A Case of 17q21.1-q23.2 Microduplication with Autism Spectrum Disorder

Letter to the Editor

An increasingly wide range of genetic associations have been reported for Autistic Spectrum Disorder (ASD). We have come across a case where ASD occurred in association with 17q23.1-q23.2 microduplication, a known genetic cause of Congenital Talipes Equinovarus (CTEV) and, in some cases, additional abnormalities.

17q23.1-23.2 microduplication is a well-documented cause of CTEV [1] and, in many cases, other subtle bony anomalies of the lower limbs [2]. Recently, Peterson et al described a family in which four members carried the mutation and displayed very marked variable penetrance: two females were phenotypically normal; both affected males had CTEV and one had multiple additional congenital anomalies including microcephaly, cardiac defects, seizures and hearing and visual impairment [3]. ASD, however, has never been described in association with this mutation.

Our proband was diagnosed antenatally with severe Congenital Talipes Equinovarus (CTEV), Pirani grade 6 bilaterally. He was treated by the Ponseti method with initial good results, although by the age of four his foot deformities had begun to recur and further treatment was required. Both legs were also noted to have an unusually thin, underdeveloped musculature with weak evertors, and he was generally hypermobile with moderately low tone.

This led to his referral to our Pediatric Neurology service for further assessment.

He was the first child of non-consanguineous Jewish parents, themselves in good health, and the only other prenatal concern was possible polyhydramnios. Motor milestones were slightly delayed: he sat independently at just over eight months and walked at 19 months. Electromyography and nerve conduction studies were normal, as were biochemical investigations and Magnetic Resonance Imaging (MRI) of the brain. MRI of the spine revealed an incidental filum terminale lipoma but no other spinal or intraspinal abnormalities. He was not dysmorphic and no other physical anomalies were detected.
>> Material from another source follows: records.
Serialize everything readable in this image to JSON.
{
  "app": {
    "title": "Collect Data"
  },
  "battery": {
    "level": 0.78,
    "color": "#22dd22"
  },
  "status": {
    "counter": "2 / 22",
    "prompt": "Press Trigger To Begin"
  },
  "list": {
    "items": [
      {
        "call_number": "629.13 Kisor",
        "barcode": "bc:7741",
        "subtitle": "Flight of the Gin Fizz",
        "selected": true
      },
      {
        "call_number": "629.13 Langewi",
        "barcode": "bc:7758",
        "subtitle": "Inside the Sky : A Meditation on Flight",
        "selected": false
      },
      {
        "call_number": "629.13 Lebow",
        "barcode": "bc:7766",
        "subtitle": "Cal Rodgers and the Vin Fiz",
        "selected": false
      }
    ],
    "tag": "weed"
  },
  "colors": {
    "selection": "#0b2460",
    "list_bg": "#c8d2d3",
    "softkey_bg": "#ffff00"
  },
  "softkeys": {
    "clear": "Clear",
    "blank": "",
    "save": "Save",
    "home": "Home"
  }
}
Comparative genomic hybridization microarray revealed a 2.2 MB microduplication of 17q23.1-q23.2. Neither parent carried the microduplication, suggesting that it had arisen de novo. Of note, the proband’s mother had a similar unusual appearance of the musculature of the lower leg, although she had not suffered from CTEV.
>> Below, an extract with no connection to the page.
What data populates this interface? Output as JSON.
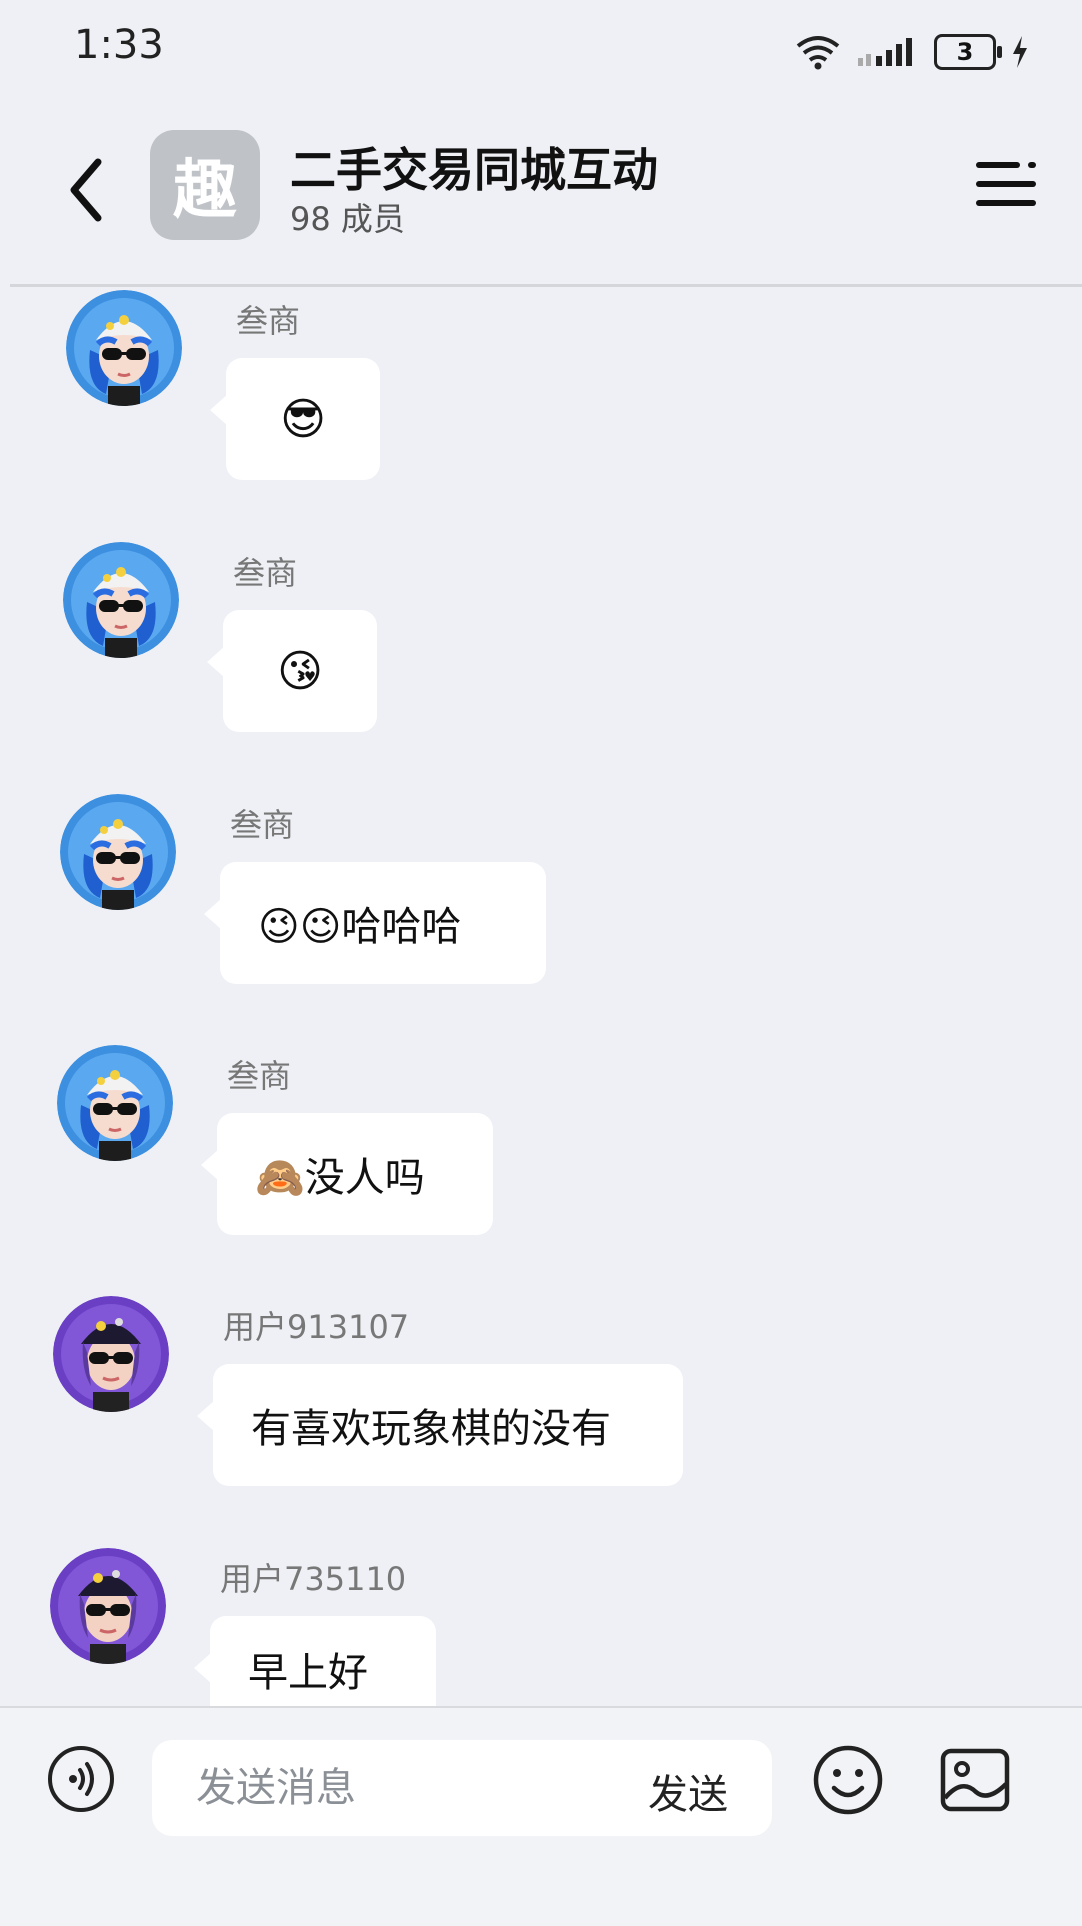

At four years and five months old, the proband was referred for assessment for ASD as a result of reluctance to interact with other children. His height was on the 95th centile with weight on the 25th centile and head circumference on the 9th. Fine motor and self-care skills were slightly delayed although his language abilities were ageappropriate. He displayed several autistic features: hypersensitivity to sound stimuli and food textures, a typical eye-contact and dislike of change, and stereotyped motor behaviors including hand-flapping and making faces when excited or anxious. Overall, he was felt to meet the criteria for ASD with good potential for learning, previously likely to have been classified as Asperger’s syndrome [2].
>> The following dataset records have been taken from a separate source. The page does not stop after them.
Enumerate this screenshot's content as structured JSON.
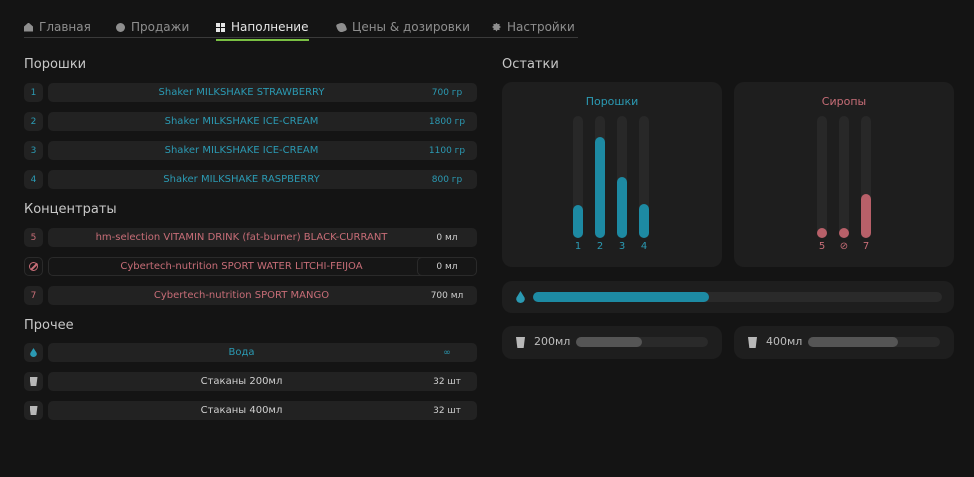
{
  "tabs": [
    {
      "label": "Главная",
      "icon": "home-icon"
    },
    {
      "label": "Продажи",
      "icon": "info-icon"
    },
    {
      "label": "Наполнение",
      "icon": "grid-icon",
      "active": true
    },
    {
      "label": "Цены & дозировки",
      "icon": "tag-icon"
    },
    {
      "label": "Настройки",
      "icon": "gear-icon"
    }
  ],
  "sections": {
    "powders": "Порошки",
    "concentrates": "Концентраты",
    "other": "Прочее",
    "remains": "Остатки"
  },
  "powders": [
    {
      "num": "1",
      "name": "Shaker MILKSHAKE STRAWBERRY",
      "qty": "700 гр"
    },
    {
      "num": "2",
      "name": "Shaker MILKSHAKE ICE-CREAM",
      "qty": "1800 гр"
    },
    {
      "num": "3",
      "name": "Shaker MILKSHAKE ICE-CREAM",
      "qty": "1100 гр"
    },
    {
      "num": "4",
      "name": "Shaker MILKSHAKE RASPBERRY",
      "qty": "800 гр"
    }
  ],
  "concentrates": [
    {
      "num": "5",
      "name": "hm-selection  VITAMIN DRINK (fat-burner)  BLACK-CURRANT",
      "qty": "0 мл"
    },
    {
      "num": "",
      "icon": "ban-icon",
      "name": "Cybertech-nutrition  SPORT WATER  LITCHI-FEIJOA",
      "qty": "0 мл"
    },
    {
      "num": "7",
      "name": "Cybertech-nutrition  SPORT MANGO",
      "qty": "700 мл"
    }
  ],
  "other": [
    {
      "icon": "water-drop-icon",
      "name": "Вода",
      "qty": "∞"
    },
    {
      "icon": "cup-icon",
      "name": "Стаканы 200мл",
      "qty": "32 шт"
    },
    {
      "icon": "cup-icon",
      "name": "Стаканы 400мл",
      "qty": "32 шт"
    }
  ],
  "remains": {
    "powders_panel": {
      "title": "Порошки",
      "bars": [
        {
          "label": "1",
          "level": 0.27
        },
        {
          "label": "2",
          "level": 0.83
        },
        {
          "label": "3",
          "level": 0.5
        },
        {
          "label": "4",
          "level": 0.28
        }
      ]
    },
    "syrups_panel": {
      "title": "Сиропы",
      "bars": [
        {
          "label": "5",
          "level": 0.0
        },
        {
          "label": "⊘",
          "level": 0.0
        },
        {
          "label": "7",
          "level": 0.36
        }
      ]
    },
    "water": {
      "icon": "water-drop-icon",
      "level": 0.43
    },
    "cups": [
      {
        "label": "200мл",
        "icon": "cup-icon",
        "level": 0.5
      },
      {
        "label": "400мл",
        "icon": "cup-icon",
        "level": 0.68
      }
    ]
  },
  "colors": {
    "powder": "#1d8aa3",
    "syrup": "#b86069",
    "cup": "#555555",
    "accent": "#7ac043"
  }
}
As the prevalence of ASD is almost 1.5% [4,5] it is not possible to say with certainty whether our proband’s microduplication played any causative role in his condition. Given the increasing range of anomalies associated reported to be associated with the mutation, however the possibility is intriguing. The filum terminale lipoma may represent another previously undescribed association. It is possible that this case extends the phenotypic spectrum for this microduplication.

References

1. Alvarado DM, Aferol H, McCall K, Huang JB, Techy M, Buchan J, et. al. Familial isolated clubfoot is associated with recurrent chromosome 17q23.1-q23.2 microduplications containing TBX4. American Journal of Human Genetics. 2010; 87: 154-160.
2. Lu W, Bacino CA, Richards BS, Alvarez C, VanderMeer JE, Vella M, et al. Studies of TBX4 and chromosome 17q23.1-23.2: an uncommon cause of non-syndromic clubfoot. American Journal of Medical Genetics. 2012; 158: 1620-1627.
3. Peterson JF, Ghaloul-Gonzalez L, Madan-Khetarpal S, Hartman J, Surti U, Rajkovic A, et al. Familial microduplication of 17q23.1-q23.2 involving TBX4 is associated with congenital clubfoot and reduced penetration in females. American Journal of Medical Genetics. 2014; 164: 364-369.
4. American Psychiatric Association. Diagnostic and Statistical Manual of Mental Disorders (5th edition), 2013.
5. Centre for Disease Control and Prevention. Autism Spectrum Disorder: Data and Statistics.